Затем я повернулась к Гортензии, беззвучно плакавшей, и почувствовала к ней жалость.

— Вы и Луи, вы оба ведь знаете, — сказала я мягко, — Наполеон никогда не был вашим любовником.

— Гортензия, возможно, и знает, — проворчал Луи, — но могу ли я быть абсолютно уверенным?

— Гортензия была девственницей, когда ты женился на ней?

— Да, — подтвердил Луи, нехотя.

— Ну вот видишь! Наберитесь терпения оба! Сплетни в конце концов прекратятся сами собой.

Все были уже в сборе, когда мы вошли в просторную, но безвкусно отделанную и обставленную гостиную, не было только Полины, она находилась с Леклерком в Сан-Доминго. Присутствовал даже Люсьен, который по-прежнему жил со вдовой банкира и все грозился жениться на ней. Пригласив опального брата, Жозеф открыто проигнорировал Наполеона, тем самым сильно рассердив его. Не без удовольствия мы настроились на шумный вечер, ибо семейная ссора, если такая случилась бы, все же лучше семейной скуки. Жозефина была, казалось, в веселом расположении духа. Ее сопровождала мадам де Ремюза; но она не пыталась властвовать над Бонапартами.

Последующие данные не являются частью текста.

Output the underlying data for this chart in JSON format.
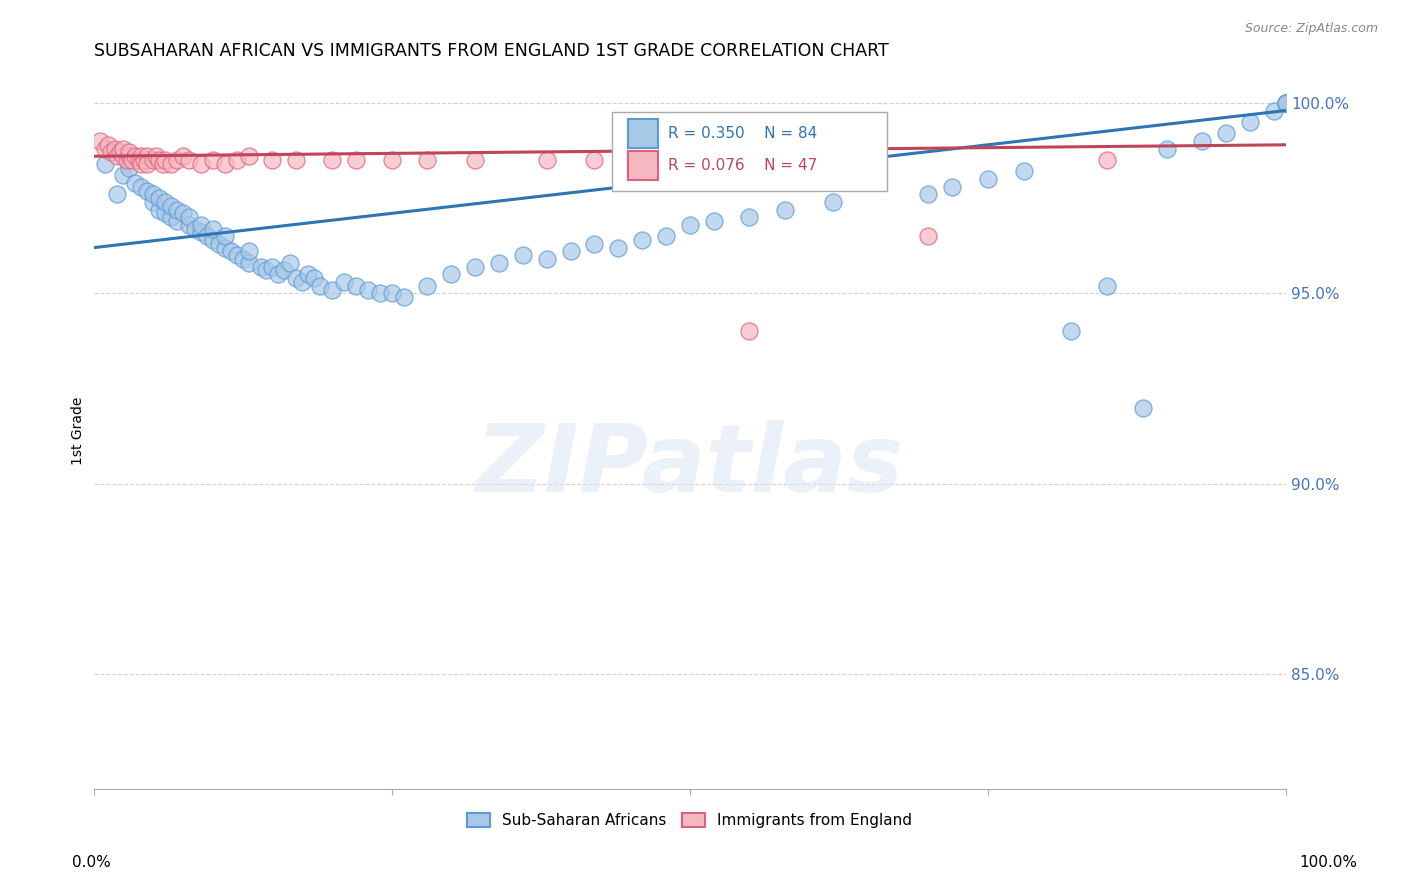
{
  "title": "SUBSAHARAN AFRICAN VS IMMIGRANTS FROM ENGLAND 1ST GRADE CORRELATION CHART",
  "source": "Source: ZipAtlas.com",
  "ylabel": "1st Grade",
  "xlim": [
    0.0,
    1.0
  ],
  "ylim": [
    0.82,
    1.008
  ],
  "legend_blue_label": "Sub-Saharan Africans",
  "legend_pink_label": "Immigrants from England",
  "r_blue": 0.35,
  "n_blue": 84,
  "r_pink": 0.076,
  "n_pink": 47,
  "blue_color": "#a8c8e8",
  "blue_edge_color": "#5b9bd5",
  "pink_color": "#f4b8c1",
  "pink_edge_color": "#e06080",
  "blue_line_color": "#2e75b6",
  "pink_line_color": "#c0445a",
  "watermark": "ZIPatlas",
  "blue_scatter_x": [
    0.01,
    0.02,
    0.025,
    0.03,
    0.035,
    0.04,
    0.045,
    0.05,
    0.05,
    0.055,
    0.055,
    0.06,
    0.06,
    0.065,
    0.065,
    0.07,
    0.07,
    0.075,
    0.08,
    0.08,
    0.085,
    0.09,
    0.09,
    0.095,
    0.1,
    0.1,
    0.105,
    0.11,
    0.11,
    0.115,
    0.12,
    0.125,
    0.13,
    0.13,
    0.14,
    0.145,
    0.15,
    0.155,
    0.16,
    0.165,
    0.17,
    0.175,
    0.18,
    0.185,
    0.19,
    0.2,
    0.21,
    0.22,
    0.23,
    0.24,
    0.25,
    0.26,
    0.28,
    0.3,
    0.32,
    0.34,
    0.36,
    0.38,
    0.4,
    0.42,
    0.44,
    0.46,
    0.48,
    0.5,
    0.52,
    0.55,
    0.58,
    0.62,
    0.7,
    0.72,
    0.75,
    0.78,
    0.82,
    0.85,
    0.88,
    0.9,
    0.93,
    0.95,
    0.97,
    0.99,
    1.0,
    1.0,
    1.0,
    1.0
  ],
  "blue_scatter_y": [
    0.984,
    0.976,
    0.981,
    0.983,
    0.979,
    0.978,
    0.977,
    0.974,
    0.976,
    0.972,
    0.975,
    0.971,
    0.974,
    0.97,
    0.973,
    0.969,
    0.972,
    0.971,
    0.968,
    0.97,
    0.967,
    0.966,
    0.968,
    0.965,
    0.964,
    0.967,
    0.963,
    0.962,
    0.965,
    0.961,
    0.96,
    0.959,
    0.958,
    0.961,
    0.957,
    0.956,
    0.957,
    0.955,
    0.956,
    0.958,
    0.954,
    0.953,
    0.955,
    0.954,
    0.952,
    0.951,
    0.953,
    0.952,
    0.951,
    0.95,
    0.95,
    0.949,
    0.952,
    0.955,
    0.957,
    0.958,
    0.96,
    0.959,
    0.961,
    0.963,
    0.962,
    0.964,
    0.965,
    0.968,
    0.969,
    0.97,
    0.972,
    0.974,
    0.976,
    0.978,
    0.98,
    0.982,
    0.94,
    0.952,
    0.92,
    0.988,
    0.99,
    0.992,
    0.995,
    0.998,
    1.0,
    1.0,
    1.0,
    1.0
  ],
  "pink_scatter_x": [
    0.005,
    0.01,
    0.012,
    0.015,
    0.018,
    0.02,
    0.022,
    0.025,
    0.025,
    0.028,
    0.03,
    0.03,
    0.032,
    0.035,
    0.038,
    0.04,
    0.04,
    0.042,
    0.045,
    0.045,
    0.05,
    0.052,
    0.055,
    0.058,
    0.06,
    0.065,
    0.07,
    0.075,
    0.08,
    0.09,
    0.1,
    0.11,
    0.12,
    0.13,
    0.15,
    0.17,
    0.2,
    0.22,
    0.25,
    0.28,
    0.32,
    0.38,
    0.42,
    0.48,
    0.55,
    0.7,
    0.85
  ],
  "pink_scatter_y": [
    0.99,
    0.988,
    0.989,
    0.987,
    0.988,
    0.986,
    0.987,
    0.986,
    0.988,
    0.985,
    0.986,
    0.987,
    0.985,
    0.986,
    0.985,
    0.986,
    0.984,
    0.985,
    0.986,
    0.984,
    0.985,
    0.986,
    0.985,
    0.984,
    0.985,
    0.984,
    0.985,
    0.986,
    0.985,
    0.984,
    0.985,
    0.984,
    0.985,
    0.986,
    0.985,
    0.985,
    0.985,
    0.985,
    0.985,
    0.985,
    0.985,
    0.985,
    0.985,
    0.985,
    0.94,
    0.965,
    0.985
  ],
  "blue_trendline_start_y": 0.962,
  "blue_trendline_end_y": 0.998,
  "pink_trendline_start_y": 0.986,
  "pink_trendline_end_y": 0.989
}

Ожидая приглашения к столу, мы обсуждали вопросы, касающиеся учреждения Наполеоном в Тюильри так называемого «двора». Он сам был весьма доволен результатами: ему с успехом удалось бросить вызов общественному мнению.

Сновавшие повсюду многочисленные шпионы доносили, что народ, в общем и целом, гордился его свершениями и был благодарен за то, что его стараниями Франция стала великой европейской державой.

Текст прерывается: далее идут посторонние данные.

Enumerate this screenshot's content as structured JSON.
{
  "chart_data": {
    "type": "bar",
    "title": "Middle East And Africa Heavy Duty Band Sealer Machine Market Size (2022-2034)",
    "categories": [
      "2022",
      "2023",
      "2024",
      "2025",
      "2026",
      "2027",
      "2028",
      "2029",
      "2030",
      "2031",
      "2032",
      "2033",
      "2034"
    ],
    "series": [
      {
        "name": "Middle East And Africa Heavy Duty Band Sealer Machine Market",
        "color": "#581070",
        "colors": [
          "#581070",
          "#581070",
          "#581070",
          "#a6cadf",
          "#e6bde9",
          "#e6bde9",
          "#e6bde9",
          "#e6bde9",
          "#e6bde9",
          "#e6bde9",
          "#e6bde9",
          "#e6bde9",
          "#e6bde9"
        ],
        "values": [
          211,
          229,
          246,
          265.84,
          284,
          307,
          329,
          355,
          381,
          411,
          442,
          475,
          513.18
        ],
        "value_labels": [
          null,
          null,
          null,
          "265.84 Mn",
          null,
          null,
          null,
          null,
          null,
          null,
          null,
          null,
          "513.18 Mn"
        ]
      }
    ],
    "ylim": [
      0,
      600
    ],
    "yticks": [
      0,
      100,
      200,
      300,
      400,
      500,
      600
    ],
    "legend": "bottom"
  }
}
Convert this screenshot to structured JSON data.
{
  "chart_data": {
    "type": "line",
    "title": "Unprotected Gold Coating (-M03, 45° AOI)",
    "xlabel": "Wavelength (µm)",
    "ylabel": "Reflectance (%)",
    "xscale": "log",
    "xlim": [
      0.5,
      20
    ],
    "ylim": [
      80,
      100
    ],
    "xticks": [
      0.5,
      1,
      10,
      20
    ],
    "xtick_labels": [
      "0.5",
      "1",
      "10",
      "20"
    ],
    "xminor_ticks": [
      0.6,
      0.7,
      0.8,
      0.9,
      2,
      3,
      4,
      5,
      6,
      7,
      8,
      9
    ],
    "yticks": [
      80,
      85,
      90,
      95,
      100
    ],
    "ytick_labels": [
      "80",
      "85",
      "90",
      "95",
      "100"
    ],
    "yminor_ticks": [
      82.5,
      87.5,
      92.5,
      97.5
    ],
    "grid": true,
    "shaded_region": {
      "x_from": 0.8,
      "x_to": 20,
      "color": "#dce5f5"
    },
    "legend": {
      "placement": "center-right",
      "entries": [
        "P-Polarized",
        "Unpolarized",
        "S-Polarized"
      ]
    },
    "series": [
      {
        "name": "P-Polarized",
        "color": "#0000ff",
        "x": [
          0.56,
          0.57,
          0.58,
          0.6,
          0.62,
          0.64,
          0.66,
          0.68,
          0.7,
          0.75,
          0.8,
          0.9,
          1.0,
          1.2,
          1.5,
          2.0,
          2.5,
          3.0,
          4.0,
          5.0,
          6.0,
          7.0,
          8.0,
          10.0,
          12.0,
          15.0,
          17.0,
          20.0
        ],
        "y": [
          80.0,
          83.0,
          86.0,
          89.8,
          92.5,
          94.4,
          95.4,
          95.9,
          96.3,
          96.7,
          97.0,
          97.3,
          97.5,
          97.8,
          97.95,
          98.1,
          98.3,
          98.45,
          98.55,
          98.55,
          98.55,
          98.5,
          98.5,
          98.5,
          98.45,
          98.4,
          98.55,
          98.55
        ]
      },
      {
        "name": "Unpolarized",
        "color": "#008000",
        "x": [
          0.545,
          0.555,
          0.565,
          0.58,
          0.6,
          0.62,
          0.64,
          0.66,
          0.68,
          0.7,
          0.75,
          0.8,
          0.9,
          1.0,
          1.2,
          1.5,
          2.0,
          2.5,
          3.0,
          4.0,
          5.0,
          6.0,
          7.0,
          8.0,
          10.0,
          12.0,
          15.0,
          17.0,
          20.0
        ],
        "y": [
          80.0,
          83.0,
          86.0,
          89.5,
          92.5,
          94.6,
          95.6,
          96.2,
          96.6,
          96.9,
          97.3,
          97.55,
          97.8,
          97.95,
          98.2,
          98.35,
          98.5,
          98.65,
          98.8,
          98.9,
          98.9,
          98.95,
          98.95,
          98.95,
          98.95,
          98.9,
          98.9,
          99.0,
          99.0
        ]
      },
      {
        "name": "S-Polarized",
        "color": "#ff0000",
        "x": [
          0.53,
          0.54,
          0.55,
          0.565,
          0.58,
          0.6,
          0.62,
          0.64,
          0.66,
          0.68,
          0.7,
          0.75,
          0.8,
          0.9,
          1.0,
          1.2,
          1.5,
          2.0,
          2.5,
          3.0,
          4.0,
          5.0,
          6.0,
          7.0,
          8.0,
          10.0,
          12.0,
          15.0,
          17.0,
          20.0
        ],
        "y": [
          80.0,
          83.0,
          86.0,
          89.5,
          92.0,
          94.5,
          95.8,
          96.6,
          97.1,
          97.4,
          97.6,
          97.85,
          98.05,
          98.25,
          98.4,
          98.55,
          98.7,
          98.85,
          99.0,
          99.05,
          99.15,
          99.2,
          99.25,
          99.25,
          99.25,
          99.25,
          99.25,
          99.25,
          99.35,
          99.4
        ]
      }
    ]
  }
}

— Бедный Наполеон, — фыркнул Люсьен. — Он руководствуется только тем, что ему говорят жена и секретная полиция.

— Ты осуждаешь самого себя, — заметил Наполеон холодно.

— Непременно.

Наполеон, рассерженный, глубоко вздохнул.

— Пришло время, — заявил он, — сделать следующий шаг.

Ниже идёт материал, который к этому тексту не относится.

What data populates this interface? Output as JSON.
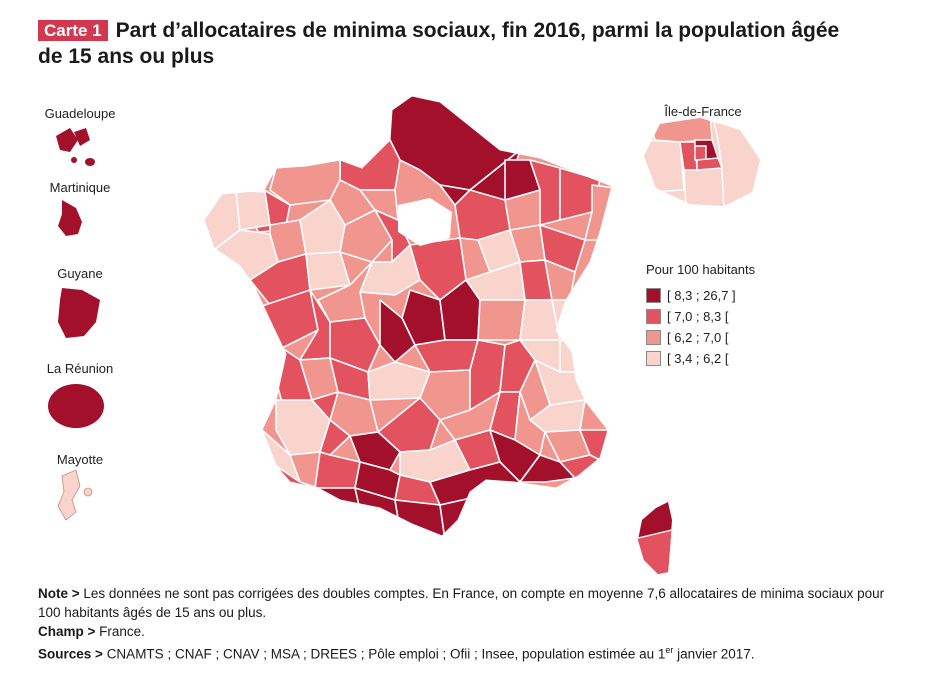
{
  "header": {
    "tag": "Carte 1",
    "title_line1": "Part d’allocataires de minima sociaux, fin 2016, parmi la population âgée",
    "title_line2": "de 15 ans ou plus"
  },
  "colors": {
    "class_1": "#a3102c",
    "class_2": "#e2525f",
    "class_3": "#f1958f",
    "class_4": "#f8d4cd",
    "stroke": "#ffffff",
    "tag_bg": "#d2384f"
  },
  "legend": {
    "title": "Pour 100 habitants",
    "items": [
      {
        "label": "[ 8,3 ; 26,7 ]",
        "class": 1,
        "color": "#a3102c"
      },
      {
        "label": "[ 7,0 ; 8,3 [",
        "class": 2,
        "color": "#e2525f"
      },
      {
        "label": "[ 6,2 ; 7,0 [",
        "class": 3,
        "color": "#f1958f"
      },
      {
        "label": "[ 3,4 ; 6,2 [",
        "class": 4,
        "color": "#f8d4cd"
      }
    ]
  },
  "overseas": [
    {
      "name": "Guadeloupe",
      "class": 1
    },
    {
      "name": "Martinique",
      "class": 1
    },
    {
      "name": "Guyane",
      "class": 1
    },
    {
      "name": "La Réunion",
      "class": 1
    },
    {
      "name": "Mayotte",
      "class": 4
    }
  ],
  "inset": {
    "name": "Île-de-France"
  },
  "notes": {
    "note_label": "Note >",
    "note_text": "Les données ne sont pas corrigées des doubles comptes. En France, on compte en moyenne 7,6 allocataires de minima sociaux pour 100 habitants âgés de 15 ans ou plus.",
    "champ_label": "Champ >",
    "champ_text": "France.",
    "sources_label": "Sources >",
    "sources_text": "CNAMTS ; CNAF ; CNAV ; MSA ; DREES ; Pôle emploi ; Ofii ; Insee, population estimée au 1",
    "sources_sup": "er",
    "sources_end": " janvier 2017."
  }
}
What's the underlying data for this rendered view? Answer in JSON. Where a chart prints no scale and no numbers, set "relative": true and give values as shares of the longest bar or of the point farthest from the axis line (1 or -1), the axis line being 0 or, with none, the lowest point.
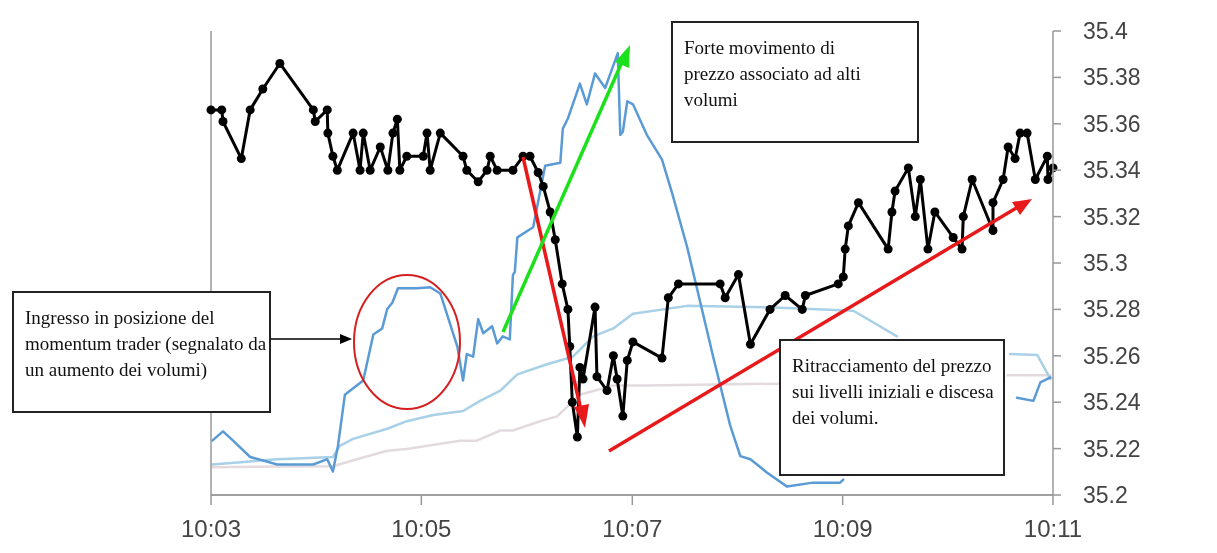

Но прежде чем обмен любезностями получил продолжение, нас пригласили к столу, и впервые в нашей семье разыгрался нелепый спектакль по поводу иерархического старшинства. Жозеф, которому как хозяину дома принадлежало право возглавить небольшую процессию в столовую, предложил руку маме и попросил Люсьена следовать за ним с Жозефиной. Не дав Жозефу закончить, Наполеон с бледным от ярости лицом скомандовал:

— Подожди!

— В чем дело, Наполеон? — тихо спросил Жозеф.

— Ты посадишь Жозефину справа от себя.

— Но это мамино место, — твердо сказал Жозеф, удивив нас своей неуступчивостью.

— Жозефина справа, мама слева, — настаивал Наполеон.

— Нет, — возразил Жозеф. — Мама сядет справа, тогда как Жозефина — слева.

Без дальнейших слов Наполеон выхватил Жозефину у Люсьена и повел ее в столовую. Мы двинулись вслед, не соблюдая никакого порядка. Между тем Наполеон уже занял место Жозефа и посадил Жозефину по правую от себя руку, затем посмотрел на нас довольно ласково. Мы сгрудились в нерешительности вокруг стола.

— Мадам де Ремюза! — сказал он приветливо.

— Да, мсье?

— Прошу вас, садитесь слева.

Она не испытывала какого-либо чувства неловкости; остальные, толкаясь, расселись как попало. Жозефина задорно засмеялась. Наполеон, настроение которого заметно поднялось, расхохотался ей вслед. Жозеф подал знак, и обед начался. Какое-то время все ели молча. Наконец Наполеон, поочередно рассматривая нас с озорным огоньком в глазах, спросил:

— Что с вами? Разве это поминки?

— У меня сложилось впечатление, — с иронией ответил Люсьен, — что нам непозволительно говорить, пока к нам не обратится глава нашей семьи.

— Благодарю тебя за признание моего положения, — пробормотал Наполеон.

— Ты сказал недавно, — откашлявшись, вмешался в разговор Жозеф, — пришло время сделать следующий шаг.

— Да, Жозеф, действительно настало.

— И какой же это следующий шаг? — поинтересовался Люсьен.

Вопреки правилам хорошего тона облокотившись на стол, Наполеон пояснил:

— Меня избрали первым консулом на десять лет. Теперь предстоит продлить мое пребывание в должности еще десять.

— Но первые десять лет еще не кончились, — резко заметил Люсьен. — Фактически ты занимаешь пост первого консула немногим более двух лет.

— Со мной говорил Шабо де Алье, — сообщил Наполеон, игнорируя реплику Люсьена. — Он, как и многие другие, считает, что настало время выразить свою благодарность спасителю — без преувеличения — Франции, оказав ему дополнительные почести.

— Шабо де Алье — один из твоих ставленников, — заметил Люсьен.